One of those bamboo poles would make a pretty good human satay stick dropped from that height.
We got his point and hurried past hugging the opposite wall.
In any case everything was either built up, being built up, or in the process of being torn down to build something else up.
I kept on wondering why.
The original purpose of trying to cram so many people onto Hong Kong island, which let's face it is a rock with pretty steep sides, was because it was British and there was really nowhere else to go. Now the whole thing belongs to China, which though crowded still has an enormous emount of land.
I don't get it.
Maybe the contraction of the world economy will slow down this process, but I kind of doubt it.
The Hong Kong Chinese version of the Yorkshireman's saw where there's muck there's brass has got to be where there's sky there's brass. And the sky seems to be the limit.
The credit crunch has had one effect on a key point of Hong Kong life: shipping. The harbour used to be like a freeway of varied sized boats moving back and forth. Now the strait between Pokfulam and Lantau Island to the west is like a big ship parking lot, with empty container ships waiting forlornly like whores on a slow night in Wanchai. Steve Marzo said that the big problem was where to put all the empty containers, which normally would be out on the high seas full of Chinese goods heading to Europe or the States.
One suggestion was to use Kai Tak , the old airport. Now THAT would be ironic.
We continued our lazy perambulation through Wanchai, our languid pace becoming quite hurried when we realised we had to meet Eve Yang at the Hopewell Centre, a round building which used to stick out but now is lost in the shuffle of skyscrapers vying for space. She was going to show us some furniture shops on Queen's Road East. We arrived with no time to spare, and we sampled a few stores before finding exactly what we were looking for, some minimalist rosewood chairs.
Most of the furniture they make in Hong Kong, especially the rosewood and other heavy woods, have, as a upscale Bostonian real estate man once told us, "good bones", if you get them to make them without all the Chinese googaws which look out of place in a Western context. Having made our choice, we adjourned for dim sum, which though delicious, had deletorious effects on Steens.
This first day's activity confirmed two facts about Hong Kong.
Firstly, due to sterling's newfound status as a toilet currency, there are precious little bargains to be had.

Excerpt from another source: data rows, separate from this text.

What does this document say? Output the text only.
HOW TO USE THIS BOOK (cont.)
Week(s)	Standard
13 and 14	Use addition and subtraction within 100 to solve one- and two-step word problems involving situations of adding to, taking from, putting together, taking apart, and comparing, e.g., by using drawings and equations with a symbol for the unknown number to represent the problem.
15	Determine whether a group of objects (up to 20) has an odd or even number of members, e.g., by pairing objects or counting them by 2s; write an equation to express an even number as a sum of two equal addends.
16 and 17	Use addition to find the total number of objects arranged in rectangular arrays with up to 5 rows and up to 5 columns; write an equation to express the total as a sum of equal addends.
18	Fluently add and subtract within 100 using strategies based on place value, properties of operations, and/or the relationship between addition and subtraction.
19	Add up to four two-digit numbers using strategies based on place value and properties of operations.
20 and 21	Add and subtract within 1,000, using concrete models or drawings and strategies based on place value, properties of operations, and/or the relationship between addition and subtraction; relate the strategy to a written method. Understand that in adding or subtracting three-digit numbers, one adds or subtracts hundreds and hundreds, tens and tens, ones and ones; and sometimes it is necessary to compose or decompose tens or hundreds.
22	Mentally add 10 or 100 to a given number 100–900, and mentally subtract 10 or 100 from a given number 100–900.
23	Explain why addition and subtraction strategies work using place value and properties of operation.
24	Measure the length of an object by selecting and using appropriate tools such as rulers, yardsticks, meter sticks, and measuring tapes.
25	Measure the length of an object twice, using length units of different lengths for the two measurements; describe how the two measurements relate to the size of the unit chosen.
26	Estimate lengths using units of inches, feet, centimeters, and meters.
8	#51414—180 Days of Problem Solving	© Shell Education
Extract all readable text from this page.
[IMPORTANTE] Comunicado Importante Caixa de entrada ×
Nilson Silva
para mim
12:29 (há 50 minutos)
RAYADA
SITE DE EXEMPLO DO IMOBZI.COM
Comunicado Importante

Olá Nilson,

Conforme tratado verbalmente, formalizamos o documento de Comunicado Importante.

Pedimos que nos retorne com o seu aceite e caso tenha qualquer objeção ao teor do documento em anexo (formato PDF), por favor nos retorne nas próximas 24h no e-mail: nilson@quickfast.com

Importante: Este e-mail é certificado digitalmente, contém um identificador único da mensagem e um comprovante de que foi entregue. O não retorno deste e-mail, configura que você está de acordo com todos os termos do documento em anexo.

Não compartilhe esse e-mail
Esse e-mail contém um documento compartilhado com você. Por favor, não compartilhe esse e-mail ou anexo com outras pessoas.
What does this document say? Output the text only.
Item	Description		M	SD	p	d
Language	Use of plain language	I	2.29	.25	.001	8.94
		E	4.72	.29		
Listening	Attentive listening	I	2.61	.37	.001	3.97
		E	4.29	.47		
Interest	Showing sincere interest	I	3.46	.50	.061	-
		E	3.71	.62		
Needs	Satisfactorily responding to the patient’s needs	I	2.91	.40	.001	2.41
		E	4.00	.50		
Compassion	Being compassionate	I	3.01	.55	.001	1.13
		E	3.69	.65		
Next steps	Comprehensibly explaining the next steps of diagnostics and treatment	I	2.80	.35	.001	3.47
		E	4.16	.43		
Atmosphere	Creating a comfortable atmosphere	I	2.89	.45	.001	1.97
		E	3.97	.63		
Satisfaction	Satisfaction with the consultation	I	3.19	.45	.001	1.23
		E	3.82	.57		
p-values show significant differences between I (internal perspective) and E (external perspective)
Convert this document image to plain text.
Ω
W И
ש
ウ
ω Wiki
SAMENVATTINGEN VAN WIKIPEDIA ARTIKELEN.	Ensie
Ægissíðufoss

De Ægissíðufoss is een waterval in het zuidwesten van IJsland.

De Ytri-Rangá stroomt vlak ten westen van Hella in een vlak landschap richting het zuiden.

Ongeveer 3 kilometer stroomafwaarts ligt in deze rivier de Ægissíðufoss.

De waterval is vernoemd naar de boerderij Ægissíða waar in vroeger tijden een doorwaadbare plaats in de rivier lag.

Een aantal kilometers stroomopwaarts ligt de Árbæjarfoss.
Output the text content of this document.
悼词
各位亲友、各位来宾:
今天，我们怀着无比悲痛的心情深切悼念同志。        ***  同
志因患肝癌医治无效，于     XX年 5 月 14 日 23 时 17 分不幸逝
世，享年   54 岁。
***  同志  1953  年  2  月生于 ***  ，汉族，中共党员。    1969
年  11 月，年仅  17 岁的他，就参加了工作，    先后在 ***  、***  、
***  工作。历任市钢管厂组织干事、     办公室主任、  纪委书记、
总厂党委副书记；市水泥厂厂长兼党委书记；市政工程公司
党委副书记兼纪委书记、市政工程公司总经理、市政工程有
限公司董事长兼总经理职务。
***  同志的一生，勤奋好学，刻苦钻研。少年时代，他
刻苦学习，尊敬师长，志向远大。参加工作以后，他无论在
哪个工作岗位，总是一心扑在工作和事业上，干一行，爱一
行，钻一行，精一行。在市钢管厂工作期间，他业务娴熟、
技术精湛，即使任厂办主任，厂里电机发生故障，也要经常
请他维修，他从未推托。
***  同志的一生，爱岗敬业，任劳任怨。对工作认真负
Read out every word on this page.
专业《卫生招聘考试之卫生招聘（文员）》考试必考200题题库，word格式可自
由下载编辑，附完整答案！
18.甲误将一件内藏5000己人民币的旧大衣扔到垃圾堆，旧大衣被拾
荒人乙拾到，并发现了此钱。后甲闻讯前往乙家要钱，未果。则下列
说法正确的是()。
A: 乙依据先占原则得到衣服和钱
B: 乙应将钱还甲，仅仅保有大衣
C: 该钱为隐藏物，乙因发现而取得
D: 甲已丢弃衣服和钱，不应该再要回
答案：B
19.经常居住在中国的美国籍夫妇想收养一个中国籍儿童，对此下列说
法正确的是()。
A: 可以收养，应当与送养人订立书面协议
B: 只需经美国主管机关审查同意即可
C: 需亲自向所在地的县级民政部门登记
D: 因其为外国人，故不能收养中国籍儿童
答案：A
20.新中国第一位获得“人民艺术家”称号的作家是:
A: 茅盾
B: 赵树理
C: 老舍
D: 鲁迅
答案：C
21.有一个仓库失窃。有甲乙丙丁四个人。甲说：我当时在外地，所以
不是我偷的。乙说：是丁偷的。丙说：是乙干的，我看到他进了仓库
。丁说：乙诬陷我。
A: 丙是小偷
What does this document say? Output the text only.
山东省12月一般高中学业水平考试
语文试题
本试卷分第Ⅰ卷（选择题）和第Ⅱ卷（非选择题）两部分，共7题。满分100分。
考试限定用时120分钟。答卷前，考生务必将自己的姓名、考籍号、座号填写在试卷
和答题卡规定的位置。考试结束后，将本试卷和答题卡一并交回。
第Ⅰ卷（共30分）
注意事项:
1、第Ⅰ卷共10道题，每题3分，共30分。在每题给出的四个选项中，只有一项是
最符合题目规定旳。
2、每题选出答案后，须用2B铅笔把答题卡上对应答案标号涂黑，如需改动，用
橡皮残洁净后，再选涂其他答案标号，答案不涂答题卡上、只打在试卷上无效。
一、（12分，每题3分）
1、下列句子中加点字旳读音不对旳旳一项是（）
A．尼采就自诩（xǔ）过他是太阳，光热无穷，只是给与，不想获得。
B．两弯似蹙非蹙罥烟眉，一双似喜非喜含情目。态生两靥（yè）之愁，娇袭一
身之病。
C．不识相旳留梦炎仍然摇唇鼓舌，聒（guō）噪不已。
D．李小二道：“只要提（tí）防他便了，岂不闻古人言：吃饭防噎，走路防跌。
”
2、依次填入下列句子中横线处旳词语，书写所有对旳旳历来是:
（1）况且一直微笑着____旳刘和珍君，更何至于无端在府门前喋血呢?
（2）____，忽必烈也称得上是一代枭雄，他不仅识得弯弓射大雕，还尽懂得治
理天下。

Secondly, the little merchants where one could haggle have since given way to large multi-storey flash malls with homogenous prices (all of them high) and brought to mind three words. Overhead. Overhead. Overhead. So no bargains then. This is confirmed when we go to price up a video and find (shock! horror!) that it is 1.5x the price in the UK.
Nevermind.
One impulse well and truly buried.
That night we go to a Chinese hotpot restaurant in Wanchai, conveniently near some whorehouses and in the same building as a sauna/massage (ie. whorehouse). The word for hotpot is Da Bin Lo.
This is better remembered by the mnemoic DA (that's me, Toby's Da), BIN (as in we have BEEN to the Hotpot restaurant) and LO (as in LOW, which is what both Steens and Adrian felt the next day).
Amongst the many variants of raw materials we dropped into the two broths (the same pot, separated in the the middle...see picture) was fish maw (when asked to explain, Adrian says fish guts) and some random shrimp stuff squeezed out of a makeshift tube (also in picture) into the boiling water which, when cooked, resembled (not to put too fine a point on it), a miniature but very long tiny whiteish turd.